Not only do scholars have limited access to spoken word audio, but their ability to do new kinds of research (what Jerome McGann calls “imagining what you don’t know”) and to share these methodologies with colleagues and students is almost entirely inhibited by present modes of access. What other TCE’s and important historical moments are hidden in these sound files? What if we could test hypotheses concerning the prosodic patterns of beat poets in comparison to the “high modernists” with over thirty-five thousand audio recordings in PennSound? What if we could automatically detect the difference between poetry and prose to determine when a poem is over and an author is telling us about the poem? Or determine, perhaps, whether and when the Ojibwe storytellers sound like elders from supposedly unrelated tribes?
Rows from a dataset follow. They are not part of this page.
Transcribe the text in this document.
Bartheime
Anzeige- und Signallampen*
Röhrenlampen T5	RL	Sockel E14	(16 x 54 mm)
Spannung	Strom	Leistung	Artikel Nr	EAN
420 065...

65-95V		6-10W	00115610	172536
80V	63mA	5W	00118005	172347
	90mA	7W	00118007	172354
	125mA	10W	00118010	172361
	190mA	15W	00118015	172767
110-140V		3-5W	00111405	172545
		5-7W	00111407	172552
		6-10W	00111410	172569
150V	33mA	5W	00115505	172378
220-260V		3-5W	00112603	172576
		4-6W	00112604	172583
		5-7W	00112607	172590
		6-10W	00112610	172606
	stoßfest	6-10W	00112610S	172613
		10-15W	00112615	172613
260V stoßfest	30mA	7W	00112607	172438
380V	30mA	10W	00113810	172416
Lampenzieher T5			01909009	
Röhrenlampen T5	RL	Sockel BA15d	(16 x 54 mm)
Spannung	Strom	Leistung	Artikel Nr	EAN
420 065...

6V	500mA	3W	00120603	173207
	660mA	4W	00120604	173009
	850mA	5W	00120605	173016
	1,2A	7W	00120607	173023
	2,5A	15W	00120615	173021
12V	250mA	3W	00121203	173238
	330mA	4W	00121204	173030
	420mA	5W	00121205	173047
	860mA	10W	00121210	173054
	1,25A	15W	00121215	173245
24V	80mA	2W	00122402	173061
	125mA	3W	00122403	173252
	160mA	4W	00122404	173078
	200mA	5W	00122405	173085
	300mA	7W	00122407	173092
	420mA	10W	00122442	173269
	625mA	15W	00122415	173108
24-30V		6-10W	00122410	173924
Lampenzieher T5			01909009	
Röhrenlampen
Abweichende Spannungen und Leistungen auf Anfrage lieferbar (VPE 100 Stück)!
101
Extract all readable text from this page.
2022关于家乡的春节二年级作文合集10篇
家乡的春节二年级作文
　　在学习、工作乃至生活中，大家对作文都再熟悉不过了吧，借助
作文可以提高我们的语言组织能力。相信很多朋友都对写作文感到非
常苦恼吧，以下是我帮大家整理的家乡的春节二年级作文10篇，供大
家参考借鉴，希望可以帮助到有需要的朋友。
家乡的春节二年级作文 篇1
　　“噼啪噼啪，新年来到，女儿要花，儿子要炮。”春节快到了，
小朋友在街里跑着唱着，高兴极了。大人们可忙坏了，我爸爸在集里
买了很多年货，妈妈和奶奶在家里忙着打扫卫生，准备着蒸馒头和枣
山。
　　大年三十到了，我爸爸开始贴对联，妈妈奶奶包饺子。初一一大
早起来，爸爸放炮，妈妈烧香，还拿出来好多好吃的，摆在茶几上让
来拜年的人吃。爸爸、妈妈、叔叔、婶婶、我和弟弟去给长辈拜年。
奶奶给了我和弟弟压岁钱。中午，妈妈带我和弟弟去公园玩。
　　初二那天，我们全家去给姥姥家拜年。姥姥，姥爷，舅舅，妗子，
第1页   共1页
At this time, even though we have digitized hundreds of thousands of hours of culturally significant audio artifacts and have developed increasingly sophisticated systems for computational analysis of sound, there is no provision for any kind of analysis that lets one discover, for instance, how prosodic features change over time and space or how tones differ between groups of individuals and types of speech, or how one poet or storyteller’s cadence might be influenced by or reflected in another’s. There is no provision for scholars interested in spoken texts such as speeches, stories, and poetry to use or to understand how to use high performance technologies for analyzing sound.
In August 2010, the Council on Library and Information Resources and the Library of Congress issued a report titled The State of Recorded Sound Preservation in the United States: A National Legacy at Risk in the Digital Age. This report suggests that if scholars and students do not use sound archives, our cultural heritage institutions will not preserve them. Librarians and archivists need to know what scholars and students want to do with sound artifacts in order to make these collections more accessible; as well, scholars and students need to know what kinds of analysis are possible in an age of large, freely available collections and advanced computational analysis and visualization.
To this end, the School of Information at the University of Texas at Austin and the Illinois Informatics Institute at the University of Illinois at Urbana-Champaign received a 2012 NEH Institutes in Advanced Technologies in the Digital Humanities grant to host two rounds of an Institute on High Performance Sound Technologies for Access and Scholarship (HiPSTAS) in May 2013 and May 2014. Humanists interested in sound scholarship, stewards of sound collections, and computer scientists and technologists versed in computational analytics and visualizations of sound gathered together to consider how more productive tools for advancing scholarship in spoken text audio could be developed. We also received a Preservation and Access Research and Development grant through December 2015 to specifically develop ARLO as an open source tool for use in archives and special collections.